Some people need to rethink it. Some people like it as it is. Christina can keep it as celebrating the birthday of Christ. Others can celebrate it as a winter festival. Each to their own.

endlessstrife Sat 04-Jan-20 17:01:28

It may have gone on longer, but the pressures may not have been there. I don’t know. I do know that Christmas is celebrated all over the world, and Christianity has been rising in places like China and the Middle East, even though it is dwindling here in the Uk.

inkycog Sat 04-Jan-20 17:07:26

Why do we have all this outpouring of sadness for people on their own at Christmas?

What happens to them on the the other 364 days of the year...it's very odd.

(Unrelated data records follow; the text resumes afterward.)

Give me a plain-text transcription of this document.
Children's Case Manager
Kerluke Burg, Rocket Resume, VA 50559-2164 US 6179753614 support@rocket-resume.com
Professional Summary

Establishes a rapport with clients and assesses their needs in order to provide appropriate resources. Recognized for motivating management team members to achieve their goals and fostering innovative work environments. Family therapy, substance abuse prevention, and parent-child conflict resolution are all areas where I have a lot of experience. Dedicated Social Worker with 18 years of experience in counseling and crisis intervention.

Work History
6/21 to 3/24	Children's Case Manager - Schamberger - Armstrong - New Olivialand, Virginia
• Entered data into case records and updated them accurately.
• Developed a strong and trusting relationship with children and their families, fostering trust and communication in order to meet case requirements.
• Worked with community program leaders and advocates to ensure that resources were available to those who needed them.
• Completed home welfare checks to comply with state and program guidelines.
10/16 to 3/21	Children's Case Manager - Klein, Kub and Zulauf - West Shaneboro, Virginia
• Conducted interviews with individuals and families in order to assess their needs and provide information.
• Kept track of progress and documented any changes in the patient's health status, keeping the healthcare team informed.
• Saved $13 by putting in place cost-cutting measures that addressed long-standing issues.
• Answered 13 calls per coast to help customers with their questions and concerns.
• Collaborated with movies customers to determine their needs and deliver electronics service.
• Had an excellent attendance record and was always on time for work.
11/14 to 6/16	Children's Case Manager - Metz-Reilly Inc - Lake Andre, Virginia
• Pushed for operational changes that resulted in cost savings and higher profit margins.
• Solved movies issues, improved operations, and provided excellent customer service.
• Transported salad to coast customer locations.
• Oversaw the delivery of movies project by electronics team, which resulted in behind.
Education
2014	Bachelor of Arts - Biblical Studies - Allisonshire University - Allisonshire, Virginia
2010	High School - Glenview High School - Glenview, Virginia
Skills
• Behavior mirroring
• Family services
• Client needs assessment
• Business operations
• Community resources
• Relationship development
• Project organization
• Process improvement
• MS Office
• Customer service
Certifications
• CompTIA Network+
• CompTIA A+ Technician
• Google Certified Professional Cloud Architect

janeainsworth Sat 04-Jan-20 17:14:52

But it is not the church or Christianity which impose the stress.
That is driven by people themselves, with the help of clever consumer-driven marketing.
No-one has to write 150 Christmas cards if they don’t want to.
No-one has to spend money they can’t afford on Christmas presents if they don’t want to.
No-one has to cook Christmas dinner for 15 people if they don’t want to.
No one has to spend time with people they don’t like, if they don’t want to.

And dare I say it, no-one except perhaps the very old and frail who live alone and who don’t have the means to get out by themselves, has to spend Christmas alone if they don’t want to.

Fiachna50 Sat 04-Jan-20 17:24:49

Christmas is what you make it. If you celebrate the birth of Jesus great, if you don't thats ok too. No one needs to spend vast amounts of money or panic buy to have a good Christmas.People put themselves under pressure. There is also alot of 'keeping up with the Jones's '. There is no need for any of it. You can just have a simple celebration.

Hithere Sat 04-Jan-20 17:32:14

"People make such a big deal of it when really it is just another day. I understand completely the joy and pleasure to be gained when one's GC are young because it can be a magical occasion. However, it seems to me that it often ends in disappointment. Mixing 3 generations doesn't always work. Some people are very lucky and have a wonderful time, for others it's not so good."

You nailed it.

grannymy Sat 04-Jan-20 17:36:19

I'm always glad to see the back of Christmas. It seems such a build up then it's all over. I just find it very materialistic these days. My sons always say it was better when they were children, and it was.

notanan2 Sat 04-Jan-20 17:43:14

Again with pressure, if youre a stressy person christmas is stressy.

There are people who bemoan having to make mince pies, and turkey with all trimmings. They put the pressure on themselves!

We've done "all trimmings" Christmases, we've gone on sun holidays at christmas, we've had fish and lamb some years, buffets others. Had big christmasses and low key ones. Whatever we feel and what suiys us at the time...

Nobody is making people get all tied in knots over the details!

notanan2 Sat 04-Jan-20 17:44:10

My sons always say it was better when they were children, and it was.

Whats stopping you all doing it that way?

Witzend Sat 04-Jan-20 17:58:41

Our Christmas has never been particularly OTT, and we enjoy it as it is, so won’t be re-thinking it.

As for the ‘Christian’ bit, a lot of people, inc. me, who aren’t at all religious still enjoy carols and the Nativity story - to some extent it’s woven into our culture. My dd and SiL aren’t in the least religious, but they still took little Gdcs to the children’s crib service at the little local church, where so many children could dress up as angels, Wise Men, etc., take part, sing traditional carols, and enjoy it all.

It was lovely, and if a lot of those who attended the service piled in afterwards to the lovely old pub just across the road for a glass of mulled wine, that’s part of Christmas for quite a few of us, too.